A study by Healy (2003) showed that excess winter mortality (EWM) varied widely within Europe. The results show that countries with low winter temperatures in Scandinavia and Northern Europe, such as Finland and Germany, had very low rates of EWM. Conversely, countries with very mild winter temperatures in Southern Europe such as Portugal and Spain had very high rates of EWM. England and Wales both have higher than average EWM and exhibit high variation in seasonal mortality. These results were echoed in a more recent study by Fowler et al (2014).

There are many reasons why countries with milder winter climates have such a high level of winter mortality. For example, people who live in countries with warmer winters tend to take fewer precautions against the cold. The Eurowinter group (1997) reported that compared with people living in countries with cold winters, those from warmer countries were less likely to wear warm protective clothing in cold weather.

Countries with milder winters also tend to have homes with poorer thermal efficiency (for example, fewer homes have cavity wall insulation and double glazing), which makes it harder to keep homes warm during the winter (Healy, 2003). It has been shown that low indoor temperature is associated with higher EWM from cardiovascular disease in England (Wilkinson et al., 2001).

Although EWM is associated with low temperatures, conditions directly relating to cold, such as hypothermia, are not the main cause of EWM. The majority of additional winter deaths are caused by cerebrovascular diseases, ischaemic heart disease and respiratory diseases. Although cancer causes more than a quarter of all deaths annually, previous research by Johnson and Griffiths (2003) (97.4 Kb Pdf) found that there was no clear seasonal pattern for these deaths.

The cold can have various physiological effects, which may lead to death in vulnerable people. Woodhouse et al (1993) reported that colder home temperature was associated with increased blood pressure in older people. The Eurowinter group (1997) noted that cold causes haemoconcentration, which leads to thrombosis, and that cold can also lower the immune system’s resistance to respiratory infections. Additionally, the level of influenza circulating in the population increases in winter. In vulnerable groups, for example in the elderly or those with pre-existing health problems, influenza can lead to life-threatening complications, such as bronchitis or secondary bacterial pneumonia (Public Health England, 2014b).

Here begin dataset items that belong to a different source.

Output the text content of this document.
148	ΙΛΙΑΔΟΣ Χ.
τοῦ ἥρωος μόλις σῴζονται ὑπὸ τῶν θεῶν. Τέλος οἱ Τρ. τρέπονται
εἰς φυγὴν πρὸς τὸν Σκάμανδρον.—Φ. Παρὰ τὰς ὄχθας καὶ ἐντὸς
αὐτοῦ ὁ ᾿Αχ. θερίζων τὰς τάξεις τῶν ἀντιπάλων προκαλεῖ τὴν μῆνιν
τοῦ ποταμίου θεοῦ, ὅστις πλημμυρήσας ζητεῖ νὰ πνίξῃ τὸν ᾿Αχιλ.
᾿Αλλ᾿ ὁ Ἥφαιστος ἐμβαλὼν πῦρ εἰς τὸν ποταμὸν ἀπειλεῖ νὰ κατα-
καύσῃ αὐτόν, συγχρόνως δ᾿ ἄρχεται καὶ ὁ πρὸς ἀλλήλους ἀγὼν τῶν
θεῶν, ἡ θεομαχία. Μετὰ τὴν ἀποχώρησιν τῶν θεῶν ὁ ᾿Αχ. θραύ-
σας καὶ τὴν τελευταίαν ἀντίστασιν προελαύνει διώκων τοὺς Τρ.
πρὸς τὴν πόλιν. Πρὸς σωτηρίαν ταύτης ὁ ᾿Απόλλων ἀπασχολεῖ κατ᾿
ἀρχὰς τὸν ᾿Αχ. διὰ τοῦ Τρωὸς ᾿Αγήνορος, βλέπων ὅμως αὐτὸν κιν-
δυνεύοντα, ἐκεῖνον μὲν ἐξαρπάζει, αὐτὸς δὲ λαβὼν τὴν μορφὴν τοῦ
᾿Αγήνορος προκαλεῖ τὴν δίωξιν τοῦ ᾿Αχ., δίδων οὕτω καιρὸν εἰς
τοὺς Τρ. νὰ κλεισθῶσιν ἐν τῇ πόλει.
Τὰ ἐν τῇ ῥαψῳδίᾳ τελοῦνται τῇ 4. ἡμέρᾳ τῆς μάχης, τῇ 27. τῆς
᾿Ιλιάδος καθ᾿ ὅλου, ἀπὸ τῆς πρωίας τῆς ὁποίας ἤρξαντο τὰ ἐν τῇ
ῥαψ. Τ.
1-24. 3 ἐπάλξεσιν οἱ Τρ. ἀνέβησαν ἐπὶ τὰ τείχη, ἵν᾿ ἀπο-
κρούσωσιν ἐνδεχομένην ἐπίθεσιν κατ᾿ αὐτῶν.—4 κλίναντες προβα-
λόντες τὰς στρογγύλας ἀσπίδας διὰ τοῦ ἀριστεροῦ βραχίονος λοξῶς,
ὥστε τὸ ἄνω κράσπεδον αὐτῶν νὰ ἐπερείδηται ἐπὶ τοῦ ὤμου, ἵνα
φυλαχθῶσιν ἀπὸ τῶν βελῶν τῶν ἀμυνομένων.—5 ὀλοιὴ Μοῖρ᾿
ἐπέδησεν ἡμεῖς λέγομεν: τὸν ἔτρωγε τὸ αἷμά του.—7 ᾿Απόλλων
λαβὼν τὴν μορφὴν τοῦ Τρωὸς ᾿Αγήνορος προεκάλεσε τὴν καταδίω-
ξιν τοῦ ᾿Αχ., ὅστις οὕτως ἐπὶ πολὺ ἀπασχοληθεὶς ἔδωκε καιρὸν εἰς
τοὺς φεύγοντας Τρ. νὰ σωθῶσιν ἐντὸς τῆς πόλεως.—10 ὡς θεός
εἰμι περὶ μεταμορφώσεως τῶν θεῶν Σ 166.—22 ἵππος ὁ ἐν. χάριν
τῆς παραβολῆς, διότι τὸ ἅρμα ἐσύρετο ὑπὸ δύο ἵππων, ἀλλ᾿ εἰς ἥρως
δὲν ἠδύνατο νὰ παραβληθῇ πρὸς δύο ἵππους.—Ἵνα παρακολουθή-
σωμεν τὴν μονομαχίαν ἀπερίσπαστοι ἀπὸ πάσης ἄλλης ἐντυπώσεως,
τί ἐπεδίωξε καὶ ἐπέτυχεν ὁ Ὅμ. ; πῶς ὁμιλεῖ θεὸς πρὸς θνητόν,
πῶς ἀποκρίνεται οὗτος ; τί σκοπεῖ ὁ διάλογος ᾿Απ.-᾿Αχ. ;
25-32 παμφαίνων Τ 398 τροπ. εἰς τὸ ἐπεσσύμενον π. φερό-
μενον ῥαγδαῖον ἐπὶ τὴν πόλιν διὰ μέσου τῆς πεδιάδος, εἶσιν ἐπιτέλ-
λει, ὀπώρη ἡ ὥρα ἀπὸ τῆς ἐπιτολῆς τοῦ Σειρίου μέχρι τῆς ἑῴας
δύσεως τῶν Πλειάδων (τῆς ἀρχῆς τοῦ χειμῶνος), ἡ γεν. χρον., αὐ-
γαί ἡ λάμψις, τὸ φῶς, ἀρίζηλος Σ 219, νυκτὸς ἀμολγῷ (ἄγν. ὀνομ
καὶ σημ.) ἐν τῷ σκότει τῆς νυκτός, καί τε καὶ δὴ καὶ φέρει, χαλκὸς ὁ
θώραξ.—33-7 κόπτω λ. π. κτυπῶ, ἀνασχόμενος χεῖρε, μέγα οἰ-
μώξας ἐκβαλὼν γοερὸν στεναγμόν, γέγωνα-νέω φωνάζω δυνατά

Previous research has shown that although mortality does increase as it gets colder, temperature only explains a small amount of the variance in winter mortality, and high levels of EWM can occur during relatively mild winters Brown et al, 2010 (293 Kb Pdf) . Curwen and Devis (1988) showed that both temperature and levels of influenza were important predictors of excess winter mortality. The relationship between temperature, influenza and winter mortality is complex.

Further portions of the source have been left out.